Деревянный щит перед владениями Сэлинджера предупреждал: «NO TRESPASSING».[14]Накануне мы брали интервью у писателя Стюарта О’Нэна в его саду в нескольких километрах отсюда. Он напомнил мне девиз штата Нью-Гэмпшир: «LIVE FREE OR DIE».[15]Огнестрельное оружие по-прежнему свободно продается в этом штате, несмотря на регулярные кровопролития в школах.
– Я так и знал, что ты сдрейфишь, – сказал Жан-Мари Перье. – Ты просто мифоман.
– Нет, я… я… вежливый.
Вся команда в машине расхохоталась, и я тоже – из вежливости. Но я не соврал. Учтивость вкупе с робостью сильно осложняет мне жизнь. Я всегда думал, что, будь все хорошо воспитаны, обществу не понадобились бы законы. И я плохо себе представлял, как позвонил бы в дверь затворника, точно нарядившийся ведьмой сорванец, требующий конфет в вечер Хеллоуина.

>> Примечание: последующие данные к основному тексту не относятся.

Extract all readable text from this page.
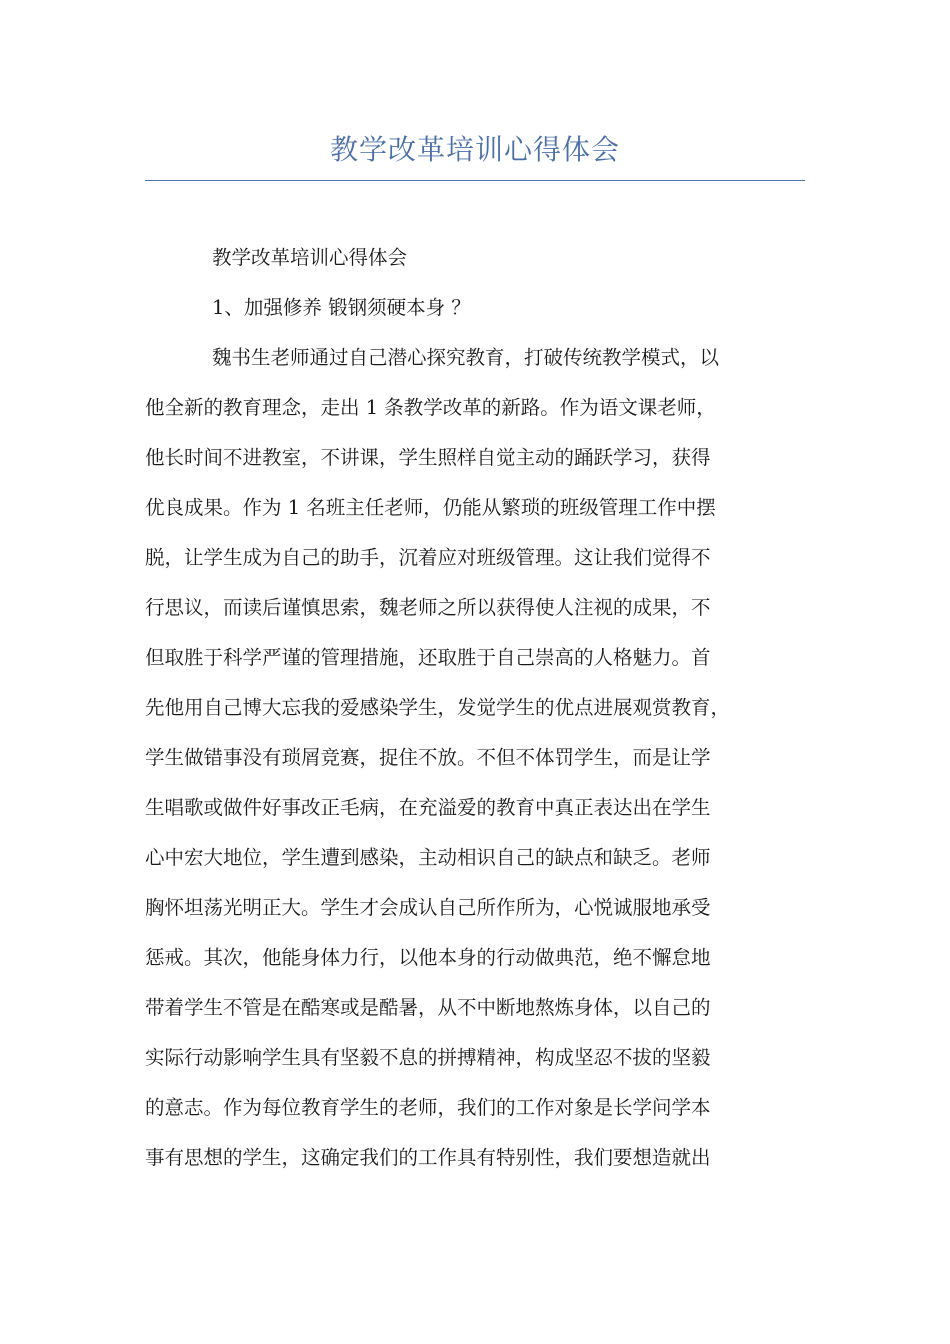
教学改革培训心得体会
教学改革培训心得体会
1、加强修养 锻钢须硬本身 ？
魏书生老师通过自己潜心探究教育，打破传统教学模式，以
他全新的教育理念，走出 1 条教学改革的新路。作为语文课老师，
他长时间不进教室，不讲课，学生照样自觉主动的踊跃学习，获得
优良成果。作为 1 名班主任老师，仍能从繁琐的班级管理工作中摆
脱，让学生成为自己的助手，沉着应对班级管理。这让我们觉得不
行思议，而读后谨慎思索，魏老师之所以获得使人注视的成果，不
但取胜于科学严谨的管理措施，还取胜于自己崇高的人格魅力。首
先他用自己博大忘我的爱感染学生，发觉学生的优点进展观赏教育，
学生做错事没有琐屑竞赛，捉住不放。不但不体罚学生，而是让学
生唱歌或做件好事改正毛病，在充溢爱的教育中真正表达出在学生
心中宏大地位，学生遭到感染，主动相识自己的缺点和缺乏。老师
胸怀坦荡光明正大。学生才会成认自己所作所为，心悦诚服地承受
惩戒。其次，他能身体力行，以他本身的行动做典范，绝不懈怠地
带着学生不管是在酷寒或是酷暑，从不中断地熬炼身体，以自己的
实际行动影响学生具有坚毅不息的拼搏精神，构成坚忍不拔的坚毅
的意志。作为每位教育学生的老师，我们的工作对象是长学问学本
事有思想的学生，这确定我们的工作具有特别性，我们要想造就出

Отшельничество – достойная традиция, прочно укоренившаяся в этой части Соединенных Штатов со времен «Белой дамы» – поэтессы Эмили Дикинсон, прожившей всю жизнь, с 1830 по 1886-й, затворницей в Амхерсте, всего в часе езды к югу от дома Сэлинджера, в штате Массачусетс. Та, чьи стихи увидели свет только после ее смерти, написала: «Отсутствие есть сгусток Присутствия». Эта фраза говорит о Боге – но еще и о рекламе. Ведь отказ от общества – не обязательно осознанный выбор: это может быть душевным изъяном, социальной неприспособленностью, а может и расчетом, способом сделать свое присутствие еще заметнее, заставить людей думать о вас – или спасать свою душу, существовать, ощущать трепет жизни. Для Дикинсон эта неспособность покинуть свою комнату была, наверно, недугом и мукой. Некоторые ее биографы намекают на неразделенную любовь… Она будто бы была влюблена в некоего священника, женатого, отца семейства… Несчастная любовь… В «Утехах и днях» Пруст пишет то же самое, что Эмили Дикинсон: «Разве тот, кто любит, не ощущает, что отсутствие любимого человека есть самое достоверное, самое реальное, самое незыблемое, самое надежное его присутствие?»[16]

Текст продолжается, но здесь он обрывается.